Roti Canai is a popular Malaysian appetiser usually eaten with curry.
• 10 oz Plain flour
• 1/2 Cup water
• 1/2 Cup ghee
• Salt to taste
1. Sieve flour and salt into a bowl
2. Add ghee and water and knead till the dough smooth.
3. Let the dough rest for about 2 to 3 hours to soften.
4. Make small balls from the dough, oil the work top with ghee and work each ball into a very thin sheet.
5. First flatten with oiled palms, now thin it again by pulling the edges.
6. Sprinkle the dough sheet with 1 tsp ghee and fold in edges, shape it into a square.
7. Now sprinkle a little flour and roll out slightly.
8. Preheat the griddle or pan, grease it well with ghee.
9. When hot, put roti (bread) on, cook for about 2 to 3 minutes until golden brown.
10. Lift roti with a spatula, grease the griddle with ghee, and cook the other side.
11. Roti Canai is ready to serve.
Last edited by Mama Mangia; 08-04-2011 at 11:20 AM.
Nice recipe, I think that is it almost the same food for Indians. Procedure and recipe is almost the same too! In Indians they called it Siapati or Paruta.
Here's some of the pictures of your recipe.

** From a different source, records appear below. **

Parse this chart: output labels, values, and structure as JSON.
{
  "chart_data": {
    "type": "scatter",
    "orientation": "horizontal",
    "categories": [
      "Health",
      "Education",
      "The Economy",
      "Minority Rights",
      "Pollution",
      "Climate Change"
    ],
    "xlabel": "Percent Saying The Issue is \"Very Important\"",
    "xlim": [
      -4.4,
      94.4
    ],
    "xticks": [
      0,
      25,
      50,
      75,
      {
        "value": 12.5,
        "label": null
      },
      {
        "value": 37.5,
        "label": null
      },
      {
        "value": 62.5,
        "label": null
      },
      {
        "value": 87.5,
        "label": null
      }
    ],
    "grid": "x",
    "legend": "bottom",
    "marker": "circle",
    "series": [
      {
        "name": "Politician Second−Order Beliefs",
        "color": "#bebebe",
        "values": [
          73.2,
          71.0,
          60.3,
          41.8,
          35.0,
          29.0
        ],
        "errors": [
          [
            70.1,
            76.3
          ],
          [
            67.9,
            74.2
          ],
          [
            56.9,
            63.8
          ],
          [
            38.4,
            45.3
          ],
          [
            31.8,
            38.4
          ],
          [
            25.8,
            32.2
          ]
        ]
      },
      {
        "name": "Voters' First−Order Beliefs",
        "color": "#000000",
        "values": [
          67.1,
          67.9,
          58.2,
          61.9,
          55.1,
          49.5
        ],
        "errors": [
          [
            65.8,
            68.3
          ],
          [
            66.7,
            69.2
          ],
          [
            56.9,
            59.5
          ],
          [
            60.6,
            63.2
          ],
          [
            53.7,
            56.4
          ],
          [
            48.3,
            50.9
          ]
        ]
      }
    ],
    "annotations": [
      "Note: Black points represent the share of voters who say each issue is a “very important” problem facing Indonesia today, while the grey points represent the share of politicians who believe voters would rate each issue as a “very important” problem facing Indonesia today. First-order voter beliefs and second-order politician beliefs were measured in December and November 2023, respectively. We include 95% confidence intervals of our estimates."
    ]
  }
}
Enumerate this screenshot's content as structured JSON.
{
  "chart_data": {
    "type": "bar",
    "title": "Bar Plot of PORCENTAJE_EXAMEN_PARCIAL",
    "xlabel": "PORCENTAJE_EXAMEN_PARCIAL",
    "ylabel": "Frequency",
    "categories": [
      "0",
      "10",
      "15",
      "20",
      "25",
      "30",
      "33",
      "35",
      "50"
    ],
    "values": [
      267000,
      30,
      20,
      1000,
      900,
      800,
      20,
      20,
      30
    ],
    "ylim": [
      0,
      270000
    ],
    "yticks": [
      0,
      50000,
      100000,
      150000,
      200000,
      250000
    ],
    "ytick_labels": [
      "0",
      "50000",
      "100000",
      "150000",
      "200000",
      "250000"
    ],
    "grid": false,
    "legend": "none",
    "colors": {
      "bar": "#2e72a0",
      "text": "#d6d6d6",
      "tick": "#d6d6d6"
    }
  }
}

Google Image Result for http://1.bp.blogspot.com/_dwNCCLhypao/S76ALwaxenI/AAAAAAAAAMU/IuQ2aQfCcOI/s1600/roti_canai.jpg
You're right.. this recipe was brought to Malaysia by the Indians long long time ago and now it becomes the most popular appetizer in Malaysia, especially among the Indians in Malaysia. Now we don't call it Indian food but Malaysian Food.. Thank you for your info and sharing
I miss them eating it too! Do you have the recipe for the Indian curry sauce? Thanks!!!
You can try Bengal Chicken Curry Recipe in my blog. Check out with my blog address at my profile...
I've tasted it also. Have you tasted mutton (lamb) curry? It is also delicious.
Yes, I did try lamb curry before...but because i don't really like lamb so i seldom use lamb in my recipes..
For me, I just hate the after taste of the lamb. It is kinda oily.